Ramadhan itu mulia karena perintah puasa yang ada di dalamnya. Ramadhan itu terhormat karena Allah SWT telah mewajikan kita berpuasa di siang harinya. Setiap kita yang berusia taklif dan tidak memiliki uzur, wajib meninggalkan makan, minum, dan syahwat seksual di sepanjang hari demi mematuhi perintah Allah dan memuliakan kehormatan Ramadhan.

Karena itulah, maka Allah SWT menghukum orang-orang yang tidak mematuhi ketentuan itu, dan mewajibkan untuk menggantinya di waktu yang lain. Bahkan jika pelanggaran itu dengan memperturutkan syahwat maka Allah SWT melipatgandakan hukumannya.
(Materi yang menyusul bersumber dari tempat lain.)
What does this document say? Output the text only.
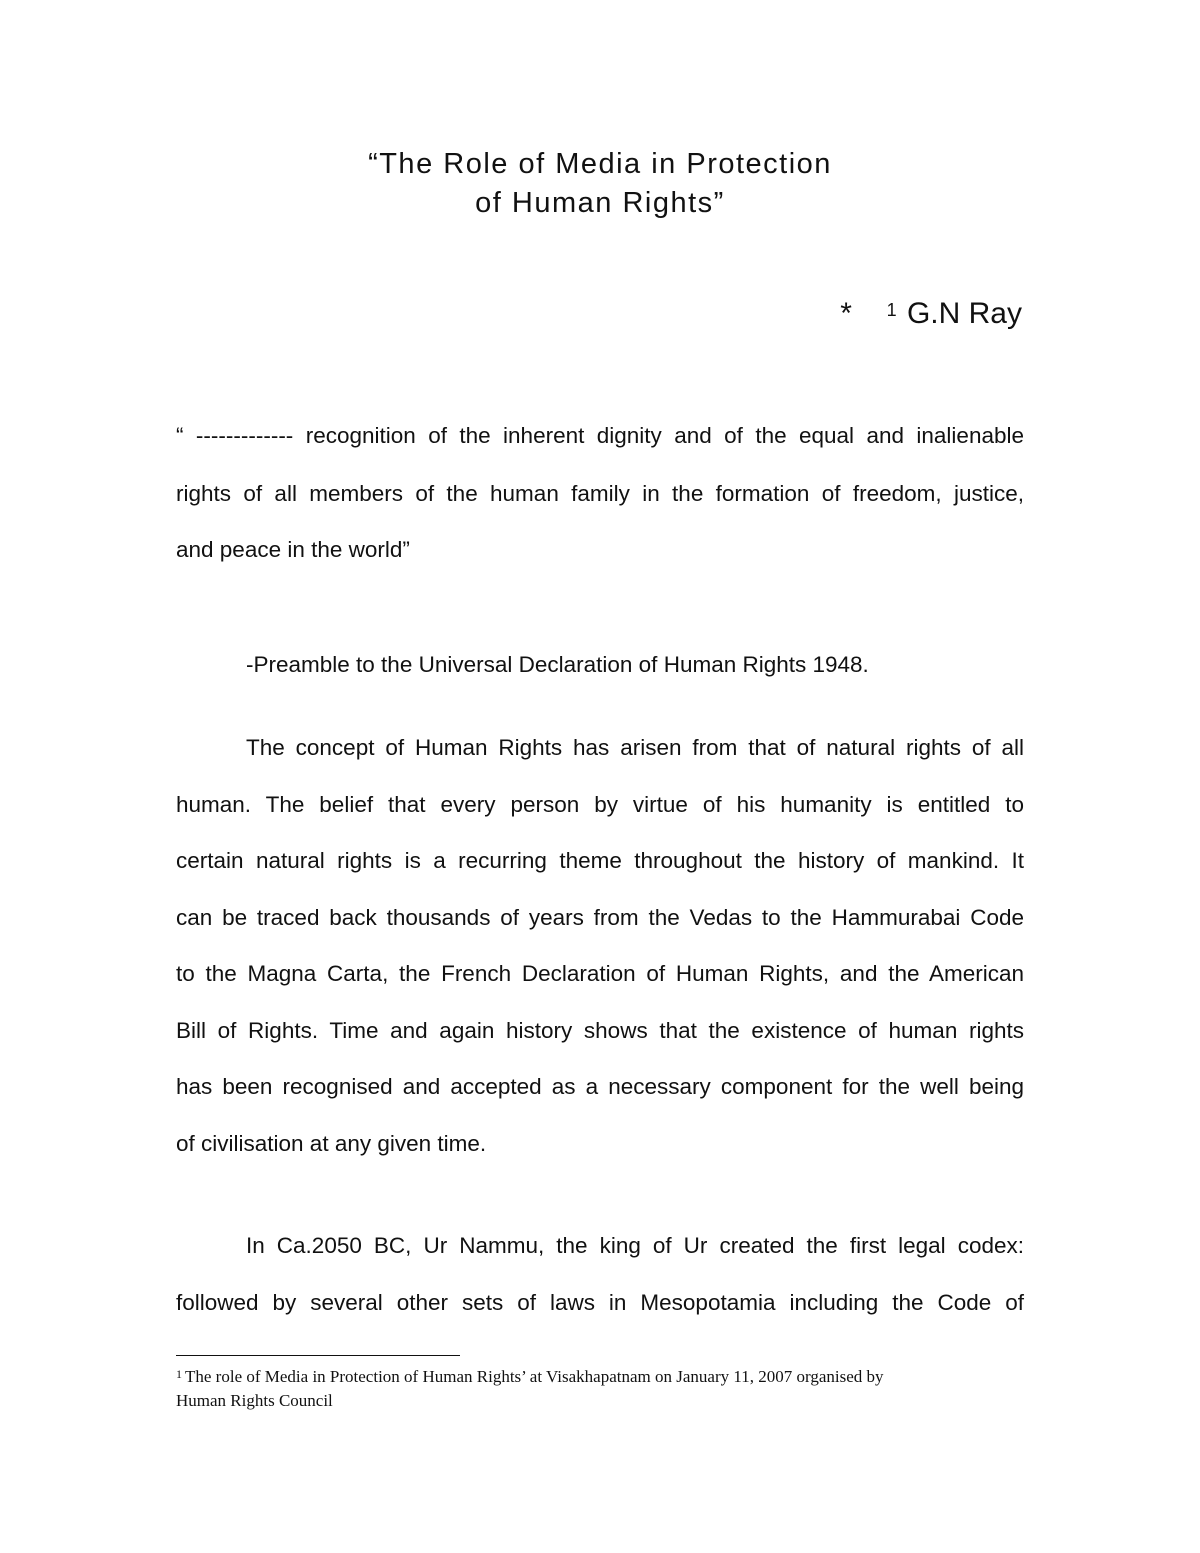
“The Role of Media in Protection
of Human Rights”
* $^1$ G.N Ray
“ ------------- recognition of the inherent dignity and of the equal and inalienable
rights of all members of the human family in the formation of freedom, justice,
and peace in the world”
-Preamble to the Universal Declaration of Human Rights 1948.
The concept of Human Rights has arisen from that of natural rights of all
human. The belief that every person by virtue of his humanity is entitled to
certain natural rights is a recurring theme throughout the history of mankind. It
can be traced back thousands of years from the Vedas to the Hammurabai Code
to the Magna Carta, the French Declaration of Human Rights, and the American
Bill of Rights. Time and again history shows that the existence of human rights
has been recognised and accepted as a necessary component for the well being
of civilisation at any given time.
In Ca.2050 BC, Ur Nammu, the king of Ur created the first legal codex:
followed by several other sets of laws in Mesopotamia including the Code of
$^1$ The role of Media in Protection of Human Rights’ at Visakhapatnam on January 11, 2007 organised by
Human Rights Council
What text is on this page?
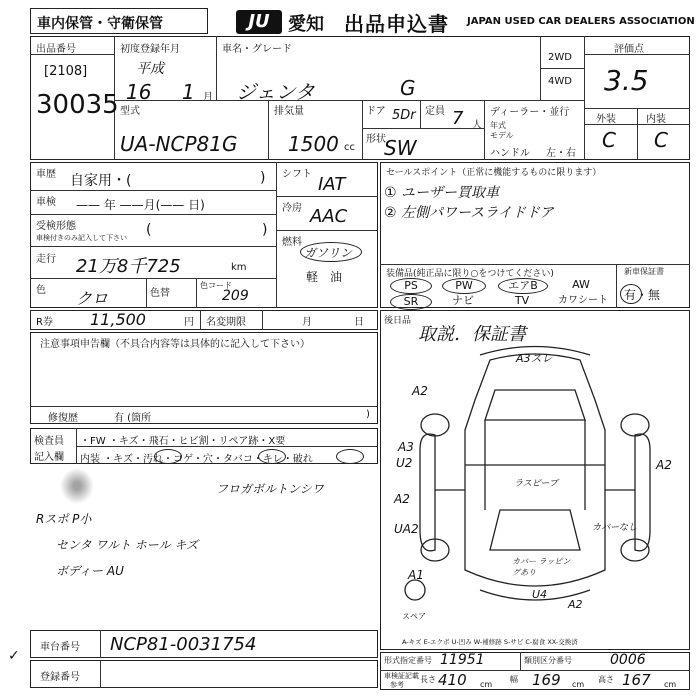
車内保管・守衛保管	JU	愛知 出品申込書 JAPAN USED CAR DEALERS ASSOCIATION
出品番号
[2108]
30035
初度登録年月
平成
16 1 月
車名・グレード
ジェンタ	G
2WD
4WD
評価点
3.5
外装	内装
C C
型式
UA-NCP81G
排気量
1500 cc
ドア 5Dr 定員 7 人
形状
SW
ディーラー・並行
年式
モデル
ハンドル 左・右
車歴 自家用・(	)
車検 —— 年 ——月(—— 日)
受検形態
車検付きのみ記入して下さい (	)
走行 21万8千725	km
色 クロ	色替
色コード
209
シフト IAT
冷房 AAC
燃料
ガソリン
軽　油
セールスポイント（正常に機能するものに限ります）
① ユーザー買取車
② 左側パワースライドドア
装備品(純正品に限り○をつけてください)	新車保証書
有・無
PS	PW	エアB	AW
SR	ナビ	TV	カワシート
R券 11,500	円 名変期限	月	日
注意事項申告欄（不具合内容等は具体的に記入して下さい）
修復歴	有 (箇所	)
検査員
記入欄
・FW ・キズ・飛石・ヒビ割・リペア跡・X要
内装 ・キズ・汚れ・コゲ・穴・タバコ・キレ・破れ
フロガボルトンシワ
Rスポ P小
センタ ワルト ホール キズ
ボディー AU
後日品
取説．保証書
A3スレ
A2
A3
U2	A2
A2
UA2
A1
ラスビーブ
カバーなし
カバー ラッピングあり
U4
A2
スペア
A-キズ E-エクボ U-凹み W-補修跡 S-サビ C-腐食 XX-交換済
✓
車台番号 NCP81-0031754
登録番号
形式指定番号 11951	類別区分番号	0006
車検証記載
参考
長さ 410 cm
幅 169 cm
高さ 167 cm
Suatu hari di bulan Ramadhan, seorang laki-laki menemui Rasulullah SAW. “Aku telah binasa, ya Rasulullah,” kata orang itu. “Apa yang membuatmu binasa?,” Tanya Rasulullah. Lelaki itu menjelaskan, bahwa ia telah menggauli istrinya di siang hari Ramadhan. Maka untuk menebus kesalahannya, Rasulullah menyebutkan tiga hukuman yang harus dipilih orang itu sesuai dengan kesanggupannya; membebaskan budak, berpuasa dua ulan berturut-turut, dan memberi makan 60 orang miskin. Dan inilah yang disebut dengan kafarat, sebagai hukuman bagi orang yang telah menodai kehormatan (intkhakul hurmah) bulan Ramadhan.

Mungkin kita tidak melakukan pelanggaran yang seberat itu terhadap kehormatan Ramadhan, tetapi pelanggaran-pelanggaran lebih kecil seringkali begitu mudah kita lakukan. Ketika diterpa dahaga karena aktivitas kita di siang hari, dengan mudah (Hal 12) nya kita memutus puasa yang sudah setengah hari kita jalani. Cobalah kita berjalan di siang hari Ramadhan, dengan mudah kita temukan orang-orang yang bebas makan, minum, merokok dan sebagainya dengan alasan yang sangat sederhana; panas dan kelelahan, tanpa raut bersalah di wajahnya. Padahal Rasulullah SAW telah menegaskan kepada kita,

“Barangsiapa yang berbuka (tidak berpuasa) sehari di siang Ramadhan, tanpa ada ‘rukhshah’ (keringanan) yang diberikan Allah kepadanya, maka dia tidak akan pernah bisa menggantinya meskipun ia berpuasa sepanjang tahun.”   (HR. Abu Daud dan Ibnu Majah)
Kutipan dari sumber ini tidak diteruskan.